Biasanya tandon berkualitas memiliki 2–3 lapisan material, termasuk lapisan pelindung sinar UV dan lapisan food grade di bagian dalam.

3. Pertimbangkan Estetika Lingkungan Rumah

Jika tandon terlihat jelas dari luar, warna netral bisa dipilih agar selaras dengan desain rumah. Namun, fungsi tetap harus menjadi prioritas utama dibanding tampilan.

Cara Memilih Penempatan Tandon Air Sesuai Kebutuhan

Cara Memilih Penempatan Tandon Air Sesuai Kebutuhan

Lokasi pemasangan tandon sangat menentukan tekanan air dan efisiensi distribusi. Untuk mendapatkan tekanan air yang stabil, ada beberapa cara yang bisa diterapkan. Yaitu:

1. Letakkan di Tempat Lebih Tinggi

Sistem gravitasi adalah metode paling umum untuk distribusi air rumah tangga. Semakin tinggi posisi tandon, semakin besar tekanan air yang dihasilkan tanpa bantuan pompa tambahan.

Idealnya:

  • Tandon diletakkan di atas dak rumah atau menara besi.
  • Ketinggian minimal 2–3 meter dari titik keran tertinggi.

Dengan cara ini, aliran air tetap stabil meskipun listrik padam.

2. Pastikan Permukaan Rata dan Kokoh

Tandon harus diletakkan di atas permukaan datar dan kuat. Permukaan miring dapat menyebabkan:

  • Tekanan tidak merata pada dinding tandon.
  • Risiko retak atau bocor dalam jangka panjang.

Jadi, gunakan rangka baja ringan atau beton bertulang yang dirancang khusus untuk menopang beban berat.

3. Mudah Diakses untuk Perawatan

Tandon perlu dibersihkan minimal setiap 3–6 bulan sekali. Oleh sebab itu, diperlukan lokasi yang mudah dijangkau, aman untuk proses pembersihan, dan tidak terlalu sempit atau tertutup. Perawatan rutin ini akan membantu menjaga kualitas air dan memperpanjang usia pakai tandon.
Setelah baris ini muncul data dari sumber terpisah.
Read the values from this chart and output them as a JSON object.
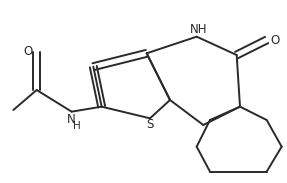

4. Perhatikan Jarak dengan Sumber Panas dan Limbah

Memperhatikan jarak tandon dengan sumber panas dan limbah juga tidak kalah penting. Sebaiknya, hindari menempatkan tandon dekat cerobong asap, saluran pembuangan, dan sumber bahan kimia. Hal ini untuk mencegah kontaminasi air dan menjaga keamanan penggunaan.

Untuk informasi lebih lanjut Raja Tandon, silahkan klik tombol di bawah ini ya!

Shopee

Tokopedia

Penutup

Memahami cara memilih tandon air sangat penting agar kebutuhan air rumah tangga selalu tercukupi. Perhatikan kapasitas sesuai jumlah penghuni, pilih warna yang melindungi dari sinar matahari, dan tentukan penempatan yang aman serta strategis.

Dengan perencanaan tepat, tandon air akan lebih awet, higienis, dan efisien digunakan. Terima kasih sudah menyimak dan sampai jumpa lagi dengan informasi menarik lainnya.